Samsunspor deplasmanı Fenerbahçe için hep kabuslarla dolu bir mekan olmuştur.
Bunların bir tanesine eski(meyen) stadımızda bizzat şahit olmuşluğum, Rahmetli Daum'un takımını buradan 3'leyip göndermişliğimiz de vardır.
Bu maç da amaç kesinlikle kanaryanın kabuslarına bir yenisini daha eklemekti. Üstelik milli maç arası kırmızı beyazlı hasretimizi daha da koyulaştırmış, taraftarın ateşini daha da demlemişti.
Bunun en büyük göstergesi maçın kapalı gişe oynanacak olmasıydı.
Atatürklü Arma, adına yakışır şekilde İzmir Marşı ile çıktı sahaya. Yaşa Mustafa Kemal Paşa Yaşa kısmının taraftara bırakılması coşkuyu daha da körüklemişti.
İlk dakikalarda sahada denk sayılabilecek bir oyun olduğunu söylemek mümkün.
Fakat 14 dk'da Göztepe maçındaki saçma sapan hatanın, üstelik yine faillerinden birinin Satka olduğu bir kopyasını gerçekleştirerek Tadic'e al da at deyince moraller bozuldu.
O dakikadan sonra Fenerbahçe kafesine saklanan bir kanarya gibi kendi sahasına kapandı.
Devre arasında sanki sahada attıkları hediye golden başka bir varlık göstermiş gibi Beinsport'un yorumcuları Fenerbahçe'nin ne kadar başarılı bir 45 dk oynadığını konuşuyorlardı! Hatta bir tanesi epey ileri giderek ilk yarının Fenerbahçe'nin lehine 3-4 farkla bitebileceğini bile söyledi!

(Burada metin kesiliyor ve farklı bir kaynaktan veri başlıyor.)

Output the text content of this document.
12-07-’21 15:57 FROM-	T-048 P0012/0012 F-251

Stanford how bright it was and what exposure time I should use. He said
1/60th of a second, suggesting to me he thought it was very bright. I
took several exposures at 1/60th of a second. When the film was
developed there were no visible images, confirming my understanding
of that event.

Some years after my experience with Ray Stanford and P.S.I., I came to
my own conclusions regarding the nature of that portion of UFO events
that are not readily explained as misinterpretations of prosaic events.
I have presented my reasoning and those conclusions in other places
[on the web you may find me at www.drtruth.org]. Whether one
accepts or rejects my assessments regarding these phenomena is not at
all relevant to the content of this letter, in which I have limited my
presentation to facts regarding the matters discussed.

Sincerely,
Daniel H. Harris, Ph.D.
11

İstatistikler ekrana geldiğinde, içlerinden bir tanesi bile koskoca! Mourinho'lu Fener'in Samsun karşısında ilk golden itibaren kafesine kısılıp kaldığını söyleyebilecek kadar cesaretli olamayan bu yorumcuların suratlarındaki ifadenin çaresizliğine ve yaptığı torumlara sadece gülebildim.
İkinci yarının hemen başında Emre'nin kanadından Holse ile bulduğumuz enfes gol oyuna skor olarak denklik getirdi. Fakat yine birkaç basit hata ve Maximin'in bireysel performansı ile Fener yeniden öne geçip tekrar kafesine geri döndü. Mourinho'nun kafada maçı bitirdiği çok belli oluyordu.
Fakat orası Reis'in mekanıydı ve Reis'in olduğu mekanda emekliliğine gün sayar gibi görünen Mourinho'nun değil sadece Süper Ligin yeni sefiri Thomas Reis'in sözü geçerdi.
Nitekim tıpkı Adana Demirspor maçında olduğu gibi yaptığı akıllıca değişikliklerle skoru tekrar dengeledi. Biraz daha şanslı olabilseydik kanaryanın önünde kalan son yem gibi yapıştığı o bir puanı da elinden alabilirdik fakat 90 dk bize yetmedi.
Maçın adamı tartışmasız, yalnızca 10-15 dk oyunda kalan Soner Aydoğdu oldu. Tecrübeli orta sahamız, Reis'in Son Er i, rolünü yetine getirdi ve Demirspor'dan sonra Fenerbahçe'yi de yıkmayı başardı. Hatta 92. dakikada istediği gibi vurabilse Mourinho'nun ürkek kanaryası daha da büyük bir hüzünle dönecekti İstanbul'una. Olmadı sağlık olsun. 15 dakikada elinden gelenin fazlasını yaptı ve bir puanı daha hanemize yazdırdı.
Bir parantez de Laura'ya açalım. Oh çok şükür be Laura. Çok şükür şu nazlı ve gamsız halinden kurtuldun. Nihayet bu takımın bir parçası olduğunu hatırladın ve senden bekleneni yerine getirdin. Ayağına sağlık.
Sözün özü hedeflediğimiz üç puanı alamasak da gerek maddi imkanları gerek arkasındaki futbol dışı destek bizden kat be kat kuvvetli olan zorlu bir rakibe sahayı resmen dar ederek bir puan almayı başardık
Karizma? teknik direktör Mourinho maç biter bitmez morarıp kaçarken gerçek karizma Reis'in oyuncularıyla sonucu kutlarkenki o neşeli halini izlemek ayrıca keyifliydi.
Tüm bu keyif için ve bu rüya gibi sezon için teşekkürler Samsunspor'um. Sen bütün güzelliklere layıksın.